It's hard to imagine a cultural icon with greater ubiquity than McDonald's (MCD). After all, it seems the Golden Arches are present in every town, no matter how small, and at every exit off an interstate highway. But while you'll never have trouble finding a Big Mac, change is on the horizon: The sandwich shop Subway is close to exceeding the number of McDonald's restaurants worldwide.
When exactly will Subway overtake MickyD's? "My guess is it's going to be before the end of the year," says Tony Pace, chief marketing officer of the Subway Franchise Advertising Fund Trust. He says consumers are always surprised to learn that Subway has more than 32,000 outlets. "We're not as visible as McDonald's because we can put a Subway restaurant into a relatively small footprint. We can be in a strip mall and don't need to be a big stand-alone restaurant."
It may seem incredible that such venerable American icon as McDonald's could be surpassed by a sandwich shop that began in 1965. Yet the company, which is owned by closely held Doctor's Associates Inc., seems to have hit upon a branding strategy that's stimulated the public's appetite for its subs.
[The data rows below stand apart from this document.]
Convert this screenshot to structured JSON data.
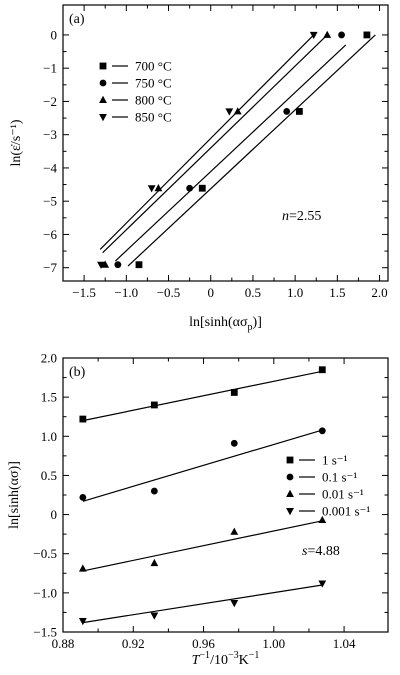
{
  "chart_data": [
    {
      "type": "scatter",
      "panel_label": "(a)",
      "xlabel_main": "ln[sinh(ασ",
      "xlabel_sub": "p",
      "xlabel_end": ")]",
      "ylabel": "ln(ε̇/s⁻¹)",
      "xlim": [
        -1.75,
        2.1
      ],
      "ylim": [
        -7.4,
        0.9
      ],
      "xticks": [
        -1.5,
        -1.0,
        -0.5,
        0,
        0.5,
        1.0,
        1.5,
        2.0
      ],
      "xtick_labels": [
        "−1.5",
        "−1.0",
        "−0.5",
        "0",
        "0.5",
        "1.0",
        "1.5",
        "2.0"
      ],
      "yticks": [
        0,
        -1,
        -2,
        -3,
        -4,
        -5,
        -6,
        -7
      ],
      "ytick_labels": [
        "0",
        "−1",
        "−2",
        "−3",
        "−4",
        "−5",
        "−6",
        "−7"
      ],
      "annotation": "n=2.55",
      "legend_position": "upper-left",
      "series": [
        {
          "name": "700 °C",
          "marker": "square",
          "points": [
            [
              -0.85,
              -6.91
            ],
            [
              -0.1,
              -4.61
            ],
            [
              1.05,
              -2.3
            ],
            [
              1.85,
              0
            ]
          ],
          "fit": [
            [
              -0.98,
              -6.95
            ],
            [
              1.95,
              0.0
            ]
          ]
        },
        {
          "name": "750 °C",
          "marker": "circle",
          "points": [
            [
              -1.1,
              -6.91
            ],
            [
              -0.25,
              -4.61
            ],
            [
              0.9,
              -2.3
            ],
            [
              1.55,
              0
            ]
          ],
          "fit": [
            [
              -1.13,
              -6.8
            ],
            [
              1.6,
              -0.3
            ]
          ]
        },
        {
          "name": "800 °C",
          "marker": "triangle-up",
          "points": [
            [
              -1.25,
              -6.91
            ],
            [
              -0.62,
              -4.61
            ],
            [
              0.32,
              -2.3
            ],
            [
              1.38,
              0
            ]
          ],
          "fit": [
            [
              -1.28,
              -6.55
            ],
            [
              1.38,
              0.0
            ]
          ]
        },
        {
          "name": "850 °C",
          "marker": "triangle-down",
          "points": [
            [
              -1.3,
              -6.91
            ],
            [
              -0.7,
              -4.61
            ],
            [
              0.22,
              -2.3
            ],
            [
              1.22,
              0
            ]
          ],
          "fit": [
            [
              -1.31,
              -6.45
            ],
            [
              1.22,
              0.0
            ]
          ]
        }
      ]
    },
    {
      "type": "scatter",
      "panel_label": "(b)",
      "xlabel_main": "T",
      "xlabel_sup": "−1",
      "xlabel_mid": "/10",
      "xlabel_sup2": "−3",
      "xlabel_unit": "K",
      "xlabel_sup3": "−1",
      "ylabel": "ln[sinh(ασ)]",
      "xlim": [
        0.88,
        1.065
      ],
      "ylim": [
        -1.5,
        2.0
      ],
      "xticks": [
        0.88,
        0.92,
        0.96,
        1.0,
        1.04
      ],
      "xtick_labels": [
        "0.88",
        "0.92",
        "0.96",
        "1.00",
        "1.04"
      ],
      "yticks": [
        2.0,
        1.5,
        1.0,
        0.5,
        0,
        -0.5,
        -1.0,
        -1.5
      ],
      "ytick_labels": [
        "2.0",
        "1.5",
        "1.0",
        "0.5",
        "0",
        "−0.5",
        "−1.0",
        "−1.5"
      ],
      "annotation": "s=4.88",
      "legend_position": "right",
      "series": [
        {
          "name": "1 s⁻¹",
          "marker": "square",
          "points": [
            [
              0.8913,
              1.22
            ],
            [
              0.932,
              1.4
            ],
            [
              0.9775,
              1.56
            ],
            [
              1.0276,
              1.85
            ]
          ],
          "fit": [
            [
              0.8913,
              1.2
            ],
            [
              1.0276,
              1.83
            ]
          ]
        },
        {
          "name": "0.1 s⁻¹",
          "marker": "circle",
          "points": [
            [
              0.8913,
              0.22
            ],
            [
              0.932,
              0.3
            ],
            [
              0.9775,
              0.91
            ],
            [
              1.0276,
              1.07
            ]
          ],
          "fit": [
            [
              0.8913,
              0.17
            ],
            [
              1.0276,
              1.08
            ]
          ]
        },
        {
          "name": "0.01 s⁻¹",
          "marker": "triangle-up",
          "points": [
            [
              0.8913,
              -0.69
            ],
            [
              0.932,
              -0.62
            ],
            [
              0.9775,
              -0.22
            ],
            [
              1.0276,
              -0.07
            ]
          ],
          "fit": [
            [
              0.8913,
              -0.72
            ],
            [
              1.0276,
              -0.08
            ]
          ]
        },
        {
          "name": "0.001 s⁻¹",
          "marker": "triangle-down",
          "points": [
            [
              0.8913,
              -1.36
            ],
            [
              0.932,
              -1.29
            ],
            [
              0.9775,
              -1.13
            ],
            [
              1.0276,
              -0.88
            ]
          ],
          "fit": [
            [
              0.8913,
              -1.38
            ],
            [
              1.0276,
              -0.9
            ]
          ]
        }
      ]
    }
  ]
}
Its message is that by eating at Subway, anyone might become healthier. Just look at Jared Fogle, the man who lost 245 pounds by incorporating Subway sandwiches into his diet and subsequently became the public face of the fast-food chain.
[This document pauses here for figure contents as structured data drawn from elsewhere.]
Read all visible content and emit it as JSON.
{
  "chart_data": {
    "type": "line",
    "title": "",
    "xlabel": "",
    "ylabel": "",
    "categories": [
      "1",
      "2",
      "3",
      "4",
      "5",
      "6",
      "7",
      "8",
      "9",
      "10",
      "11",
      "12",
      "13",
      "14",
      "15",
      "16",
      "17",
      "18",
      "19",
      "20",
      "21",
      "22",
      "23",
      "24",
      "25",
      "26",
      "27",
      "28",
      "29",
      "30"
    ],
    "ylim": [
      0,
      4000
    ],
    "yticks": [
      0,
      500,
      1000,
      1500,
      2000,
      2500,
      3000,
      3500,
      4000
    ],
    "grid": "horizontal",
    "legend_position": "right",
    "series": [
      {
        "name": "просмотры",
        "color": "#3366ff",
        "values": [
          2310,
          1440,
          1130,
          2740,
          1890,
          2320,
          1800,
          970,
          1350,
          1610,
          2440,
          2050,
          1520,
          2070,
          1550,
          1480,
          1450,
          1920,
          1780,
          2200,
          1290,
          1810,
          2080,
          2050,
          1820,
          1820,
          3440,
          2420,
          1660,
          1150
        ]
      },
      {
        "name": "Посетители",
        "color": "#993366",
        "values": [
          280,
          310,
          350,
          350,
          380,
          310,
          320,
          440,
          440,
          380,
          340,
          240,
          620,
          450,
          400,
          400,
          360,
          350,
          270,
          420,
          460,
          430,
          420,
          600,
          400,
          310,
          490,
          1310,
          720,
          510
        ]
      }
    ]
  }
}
That message has struck a chord with many consumers at a time when obesity rates are up and many people feel they lack the time to prepare home-cooked meals. McDonald's, on the other hand, was hurt by the 2004 documentary Super Size Me, which tracked filmmaker Morgan Spurlock as he ate only McDonald's food for 30 days. The result? He gained 24 pounds and his cholesterol skyrocketed.
Yet McDonald's is hardly slacking off. The company said on Sept. 9 that sales at stores open more than a year rose 2.2 percent in August, boosted by new products including the McCafe coffee drinks and the Angus Third Pounder burgers. And even though Subway's locations will soon outpace McDonald's, it's sales are a still a fraction of the burger behemoth's. According to Advertising Age, which cited data from Technomic, the average Subway store made about $445,000 last year, compared with $2.3 million for the average U.S. McDonald's.
That smaller size can be seen as a strategic benefit for competing with McDonald's, says Subway's Pace. "Maybe we'll sneak up on them," he says.